Sunday morning brought excellent news of the press misbehaving. Hurrah! Not exactly punch ups and bitch slaps, but put a journalist near a freebie and they do tend to get a bit feisty. And that’s exactly what happened at Vauxhall Fashion Scout at lunchtime as the over eager spectators launched themselves at the free Champagne. However, as dramatic and brilliantly pathetic as it sounds, it wasn;t even them that caused the camotion. It was a rather innocent but amusingly clumsy young journalist who’s laptop swung round and took out the entire table, reducing the deliberately stern male models to a fit of girlish giggles. You can lead a journo to free booze but you can’t make them behave. Tssk!
However, Sunday afternoon had me ducking and diving under the any umbrella and cover I could find with its oscillating combination of heavy rain and short bursts of glorious sunshine , leaving me exceptionally pleased at my choice of head gear (bowler hats are practically a small umbrella on your head, I promise you.). After the fascinating Cristina Sabaiduc show in Covent Garden, I hot footed back to Somerset House for the much anticipated Fred Butler SS12 reception (drinks ahoy) high above the BFC tent in the Portico Rooms where I had only recently watched Craig Lawrence.
A reknowned and rather fabulous maker of the wildest accessories available, and friend to a favourite of mine, Patrick Wolf (who created a sound installation especially for the event), Fred Butler was the place to be. Overlooking the damp grounds and sour faces below, we inside found ourselves in a rainbow world to mark the celebration of her first ever on-schedule presentation, after quite a few seasons of exhibiting off site.

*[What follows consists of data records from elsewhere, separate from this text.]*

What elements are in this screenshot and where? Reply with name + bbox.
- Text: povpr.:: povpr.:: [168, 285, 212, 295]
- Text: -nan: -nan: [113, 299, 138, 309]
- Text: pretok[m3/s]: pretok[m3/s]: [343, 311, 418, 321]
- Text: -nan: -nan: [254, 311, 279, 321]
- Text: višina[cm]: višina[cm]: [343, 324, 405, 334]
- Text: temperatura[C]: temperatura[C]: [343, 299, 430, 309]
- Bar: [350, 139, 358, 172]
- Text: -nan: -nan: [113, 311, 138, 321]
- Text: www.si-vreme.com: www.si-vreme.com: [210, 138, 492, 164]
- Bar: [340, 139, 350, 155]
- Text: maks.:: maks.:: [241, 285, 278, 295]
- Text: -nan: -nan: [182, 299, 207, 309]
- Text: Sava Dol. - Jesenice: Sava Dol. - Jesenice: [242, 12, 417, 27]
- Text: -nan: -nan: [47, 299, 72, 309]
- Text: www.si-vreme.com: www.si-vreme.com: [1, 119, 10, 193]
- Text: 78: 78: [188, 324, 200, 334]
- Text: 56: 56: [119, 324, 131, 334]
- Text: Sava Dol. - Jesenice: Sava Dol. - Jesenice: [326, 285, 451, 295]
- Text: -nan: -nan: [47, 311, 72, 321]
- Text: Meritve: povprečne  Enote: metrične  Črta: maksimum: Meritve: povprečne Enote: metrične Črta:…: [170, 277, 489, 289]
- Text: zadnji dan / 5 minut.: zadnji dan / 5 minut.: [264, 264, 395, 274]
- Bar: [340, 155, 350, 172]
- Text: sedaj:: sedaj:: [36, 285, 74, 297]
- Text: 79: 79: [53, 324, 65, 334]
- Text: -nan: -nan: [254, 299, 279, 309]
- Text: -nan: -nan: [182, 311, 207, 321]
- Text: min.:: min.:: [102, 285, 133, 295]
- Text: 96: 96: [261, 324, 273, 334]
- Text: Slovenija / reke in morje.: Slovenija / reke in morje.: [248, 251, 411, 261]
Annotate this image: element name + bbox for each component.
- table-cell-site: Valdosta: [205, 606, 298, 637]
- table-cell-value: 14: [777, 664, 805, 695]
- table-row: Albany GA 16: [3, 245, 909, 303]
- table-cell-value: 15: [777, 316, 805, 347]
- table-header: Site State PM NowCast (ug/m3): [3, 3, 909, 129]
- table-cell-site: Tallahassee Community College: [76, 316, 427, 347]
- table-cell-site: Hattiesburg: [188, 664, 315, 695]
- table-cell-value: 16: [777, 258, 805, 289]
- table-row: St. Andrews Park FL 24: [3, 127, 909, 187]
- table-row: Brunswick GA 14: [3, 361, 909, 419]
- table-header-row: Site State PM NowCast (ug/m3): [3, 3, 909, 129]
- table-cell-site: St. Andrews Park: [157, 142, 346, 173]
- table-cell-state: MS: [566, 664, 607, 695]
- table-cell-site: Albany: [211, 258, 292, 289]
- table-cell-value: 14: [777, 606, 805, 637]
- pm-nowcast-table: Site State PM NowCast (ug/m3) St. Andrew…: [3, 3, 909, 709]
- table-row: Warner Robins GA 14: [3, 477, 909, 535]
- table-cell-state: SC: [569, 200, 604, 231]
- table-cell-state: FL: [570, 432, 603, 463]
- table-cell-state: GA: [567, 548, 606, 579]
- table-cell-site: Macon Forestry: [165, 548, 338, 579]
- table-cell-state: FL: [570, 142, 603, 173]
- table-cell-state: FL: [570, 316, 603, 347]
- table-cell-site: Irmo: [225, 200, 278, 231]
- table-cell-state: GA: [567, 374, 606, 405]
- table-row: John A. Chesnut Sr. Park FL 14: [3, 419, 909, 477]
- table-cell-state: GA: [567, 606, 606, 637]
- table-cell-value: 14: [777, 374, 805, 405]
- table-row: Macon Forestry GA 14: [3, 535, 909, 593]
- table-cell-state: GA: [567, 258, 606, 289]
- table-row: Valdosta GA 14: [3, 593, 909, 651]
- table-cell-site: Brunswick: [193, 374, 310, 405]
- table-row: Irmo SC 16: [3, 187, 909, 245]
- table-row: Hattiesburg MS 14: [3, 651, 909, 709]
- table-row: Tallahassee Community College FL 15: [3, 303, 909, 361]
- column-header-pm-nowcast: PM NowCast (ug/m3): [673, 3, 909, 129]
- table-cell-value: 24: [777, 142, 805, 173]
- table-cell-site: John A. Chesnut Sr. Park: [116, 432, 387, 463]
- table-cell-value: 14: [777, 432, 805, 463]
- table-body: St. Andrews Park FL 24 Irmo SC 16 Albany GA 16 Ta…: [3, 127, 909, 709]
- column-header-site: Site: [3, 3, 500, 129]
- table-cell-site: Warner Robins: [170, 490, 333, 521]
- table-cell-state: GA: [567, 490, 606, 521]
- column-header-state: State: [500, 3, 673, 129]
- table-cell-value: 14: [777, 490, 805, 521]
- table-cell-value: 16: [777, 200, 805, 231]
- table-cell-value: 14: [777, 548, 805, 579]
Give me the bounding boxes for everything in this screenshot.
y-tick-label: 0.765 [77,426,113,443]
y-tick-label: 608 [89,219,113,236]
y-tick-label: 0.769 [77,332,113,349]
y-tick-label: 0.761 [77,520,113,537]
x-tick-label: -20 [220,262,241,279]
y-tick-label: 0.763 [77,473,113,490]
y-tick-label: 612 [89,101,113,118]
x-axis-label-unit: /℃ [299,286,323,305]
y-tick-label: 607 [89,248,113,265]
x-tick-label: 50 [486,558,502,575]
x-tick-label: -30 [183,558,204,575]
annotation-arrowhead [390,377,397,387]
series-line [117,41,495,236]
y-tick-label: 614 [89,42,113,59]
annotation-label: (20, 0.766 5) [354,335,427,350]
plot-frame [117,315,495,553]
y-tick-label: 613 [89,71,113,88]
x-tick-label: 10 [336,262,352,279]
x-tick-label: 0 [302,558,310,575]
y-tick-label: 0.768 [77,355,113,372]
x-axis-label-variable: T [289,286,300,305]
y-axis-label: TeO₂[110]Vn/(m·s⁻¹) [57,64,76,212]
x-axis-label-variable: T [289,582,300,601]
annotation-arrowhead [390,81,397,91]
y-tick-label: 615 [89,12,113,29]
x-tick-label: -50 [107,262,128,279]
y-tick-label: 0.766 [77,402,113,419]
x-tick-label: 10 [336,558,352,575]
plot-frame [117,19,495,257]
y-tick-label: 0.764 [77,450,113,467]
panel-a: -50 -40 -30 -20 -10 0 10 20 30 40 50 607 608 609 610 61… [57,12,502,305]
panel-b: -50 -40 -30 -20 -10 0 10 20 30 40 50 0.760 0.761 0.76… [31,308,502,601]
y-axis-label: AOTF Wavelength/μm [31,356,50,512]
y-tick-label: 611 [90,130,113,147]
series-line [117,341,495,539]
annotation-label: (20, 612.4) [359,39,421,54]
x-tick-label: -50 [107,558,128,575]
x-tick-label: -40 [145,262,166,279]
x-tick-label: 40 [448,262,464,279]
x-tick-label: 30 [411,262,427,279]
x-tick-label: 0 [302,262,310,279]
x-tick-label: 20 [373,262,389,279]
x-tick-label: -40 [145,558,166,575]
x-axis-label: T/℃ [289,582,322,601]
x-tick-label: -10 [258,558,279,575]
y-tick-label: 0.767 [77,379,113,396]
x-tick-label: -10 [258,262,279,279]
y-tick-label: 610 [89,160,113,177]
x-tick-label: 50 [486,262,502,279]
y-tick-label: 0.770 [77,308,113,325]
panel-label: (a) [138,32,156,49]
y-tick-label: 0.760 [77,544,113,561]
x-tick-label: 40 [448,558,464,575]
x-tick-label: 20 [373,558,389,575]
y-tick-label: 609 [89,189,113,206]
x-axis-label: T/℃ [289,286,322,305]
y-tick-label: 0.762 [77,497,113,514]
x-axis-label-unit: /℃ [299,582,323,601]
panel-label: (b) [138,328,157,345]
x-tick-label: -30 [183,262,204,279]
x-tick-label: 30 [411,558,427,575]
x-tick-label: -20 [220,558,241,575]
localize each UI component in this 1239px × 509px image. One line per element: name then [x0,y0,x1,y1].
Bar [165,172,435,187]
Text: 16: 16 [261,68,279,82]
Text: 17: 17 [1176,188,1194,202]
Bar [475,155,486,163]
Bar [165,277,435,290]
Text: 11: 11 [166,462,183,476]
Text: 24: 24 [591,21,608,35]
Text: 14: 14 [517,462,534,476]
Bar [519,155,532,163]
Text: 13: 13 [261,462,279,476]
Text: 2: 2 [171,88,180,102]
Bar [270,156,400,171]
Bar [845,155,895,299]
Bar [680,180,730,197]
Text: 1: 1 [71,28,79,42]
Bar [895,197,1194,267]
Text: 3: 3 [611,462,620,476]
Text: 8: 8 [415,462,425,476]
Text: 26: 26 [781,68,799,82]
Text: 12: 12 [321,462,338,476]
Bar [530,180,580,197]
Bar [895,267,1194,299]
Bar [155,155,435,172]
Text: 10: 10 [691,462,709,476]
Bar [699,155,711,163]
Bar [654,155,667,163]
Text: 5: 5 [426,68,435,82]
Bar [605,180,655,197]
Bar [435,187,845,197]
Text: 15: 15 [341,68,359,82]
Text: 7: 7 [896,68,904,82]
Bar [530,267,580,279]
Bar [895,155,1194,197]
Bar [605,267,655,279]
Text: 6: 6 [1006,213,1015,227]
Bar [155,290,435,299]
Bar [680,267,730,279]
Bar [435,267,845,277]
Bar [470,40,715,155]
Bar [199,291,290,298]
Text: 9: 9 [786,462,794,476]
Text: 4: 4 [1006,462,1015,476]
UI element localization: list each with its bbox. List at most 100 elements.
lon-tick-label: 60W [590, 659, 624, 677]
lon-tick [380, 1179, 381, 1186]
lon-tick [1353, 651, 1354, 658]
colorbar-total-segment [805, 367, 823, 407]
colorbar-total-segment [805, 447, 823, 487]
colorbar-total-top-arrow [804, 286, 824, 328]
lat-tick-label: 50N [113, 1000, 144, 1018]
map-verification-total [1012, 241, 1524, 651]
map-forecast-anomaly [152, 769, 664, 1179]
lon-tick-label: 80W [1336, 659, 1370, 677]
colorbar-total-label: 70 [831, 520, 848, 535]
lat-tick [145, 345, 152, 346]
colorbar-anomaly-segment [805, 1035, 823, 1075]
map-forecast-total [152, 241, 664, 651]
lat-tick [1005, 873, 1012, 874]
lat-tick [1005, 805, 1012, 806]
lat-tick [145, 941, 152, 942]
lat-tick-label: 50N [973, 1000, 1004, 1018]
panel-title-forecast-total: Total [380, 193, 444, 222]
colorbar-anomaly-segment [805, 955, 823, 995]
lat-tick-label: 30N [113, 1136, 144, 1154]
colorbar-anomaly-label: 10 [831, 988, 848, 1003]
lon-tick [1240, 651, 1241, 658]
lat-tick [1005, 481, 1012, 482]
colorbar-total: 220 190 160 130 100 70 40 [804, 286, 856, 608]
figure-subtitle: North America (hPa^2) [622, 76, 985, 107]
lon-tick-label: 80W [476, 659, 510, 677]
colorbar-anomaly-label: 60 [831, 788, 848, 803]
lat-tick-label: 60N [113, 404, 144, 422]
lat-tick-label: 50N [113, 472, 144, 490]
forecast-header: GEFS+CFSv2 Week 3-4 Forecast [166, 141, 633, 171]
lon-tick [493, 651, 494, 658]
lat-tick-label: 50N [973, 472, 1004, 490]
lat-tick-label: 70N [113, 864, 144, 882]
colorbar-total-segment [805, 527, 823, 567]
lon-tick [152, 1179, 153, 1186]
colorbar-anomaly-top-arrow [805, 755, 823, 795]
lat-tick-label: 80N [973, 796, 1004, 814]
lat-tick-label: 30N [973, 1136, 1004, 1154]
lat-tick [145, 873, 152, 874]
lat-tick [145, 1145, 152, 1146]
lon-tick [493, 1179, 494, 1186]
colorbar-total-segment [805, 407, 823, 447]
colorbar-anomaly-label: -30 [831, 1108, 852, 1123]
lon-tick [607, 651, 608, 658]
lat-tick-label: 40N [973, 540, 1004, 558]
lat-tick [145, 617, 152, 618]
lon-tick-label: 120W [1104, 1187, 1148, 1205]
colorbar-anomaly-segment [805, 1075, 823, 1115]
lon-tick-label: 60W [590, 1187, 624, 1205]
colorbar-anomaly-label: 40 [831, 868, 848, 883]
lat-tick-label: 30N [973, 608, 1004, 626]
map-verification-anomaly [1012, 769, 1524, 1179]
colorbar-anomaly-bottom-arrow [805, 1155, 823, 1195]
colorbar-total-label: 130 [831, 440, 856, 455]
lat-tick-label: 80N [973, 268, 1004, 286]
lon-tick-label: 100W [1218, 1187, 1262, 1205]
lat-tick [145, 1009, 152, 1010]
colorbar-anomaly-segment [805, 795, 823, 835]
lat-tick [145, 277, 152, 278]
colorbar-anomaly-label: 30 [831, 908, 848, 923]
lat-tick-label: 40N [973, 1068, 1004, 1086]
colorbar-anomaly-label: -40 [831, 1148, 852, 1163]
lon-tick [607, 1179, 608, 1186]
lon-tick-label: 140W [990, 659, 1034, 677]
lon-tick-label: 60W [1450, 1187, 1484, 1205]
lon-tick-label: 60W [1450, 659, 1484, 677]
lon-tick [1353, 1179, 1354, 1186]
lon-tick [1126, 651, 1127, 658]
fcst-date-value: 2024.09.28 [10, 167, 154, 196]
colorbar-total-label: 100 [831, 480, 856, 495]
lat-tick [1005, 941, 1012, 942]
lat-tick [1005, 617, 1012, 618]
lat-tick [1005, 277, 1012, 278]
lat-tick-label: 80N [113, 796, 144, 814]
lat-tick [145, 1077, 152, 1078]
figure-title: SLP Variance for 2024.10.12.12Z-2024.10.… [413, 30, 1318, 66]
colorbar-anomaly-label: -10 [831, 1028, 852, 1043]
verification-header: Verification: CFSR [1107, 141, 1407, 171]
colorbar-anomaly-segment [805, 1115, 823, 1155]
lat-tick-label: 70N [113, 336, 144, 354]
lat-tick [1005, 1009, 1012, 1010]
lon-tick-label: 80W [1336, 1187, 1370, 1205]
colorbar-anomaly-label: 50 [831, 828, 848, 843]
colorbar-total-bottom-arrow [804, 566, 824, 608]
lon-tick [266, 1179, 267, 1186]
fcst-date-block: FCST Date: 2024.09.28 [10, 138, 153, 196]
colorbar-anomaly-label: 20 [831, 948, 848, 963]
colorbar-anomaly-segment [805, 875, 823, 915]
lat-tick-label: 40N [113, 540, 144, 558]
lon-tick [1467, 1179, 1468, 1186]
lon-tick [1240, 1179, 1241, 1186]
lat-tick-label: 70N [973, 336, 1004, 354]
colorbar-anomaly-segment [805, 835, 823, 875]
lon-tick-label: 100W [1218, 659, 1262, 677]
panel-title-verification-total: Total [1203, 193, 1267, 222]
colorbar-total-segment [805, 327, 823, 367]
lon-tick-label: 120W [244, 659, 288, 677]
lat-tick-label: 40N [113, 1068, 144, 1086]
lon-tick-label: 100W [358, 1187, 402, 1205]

Colour pop and volume was paramount. And the shoes! Tonal platform stilettos adorned with shell like circles helps evoke ideas of under water fluorescing marine life leaving me feeling rather bland in comparrison. On such a drab and dismal day, this was just the thing to liven our spirits.
The original musical score (provided by a favourite of mine, Patrick Wolf) and even more original designs were only let down by their sponsor, sodastream. A neon under water esque party this may seem but those bubbly drinks tasted like something right out the sea. Eck! And of course, anything but drab herself (himself?) , Pandemonia made an appearance in a outfit covering every inch of skin including using rubber to look like skin. However, this blow up Barbie Doll talking through rubber lips was enough to make me think of every kind of vile horror film in which faces are implanted onto innocent, screaming teenagers….so I made my exit.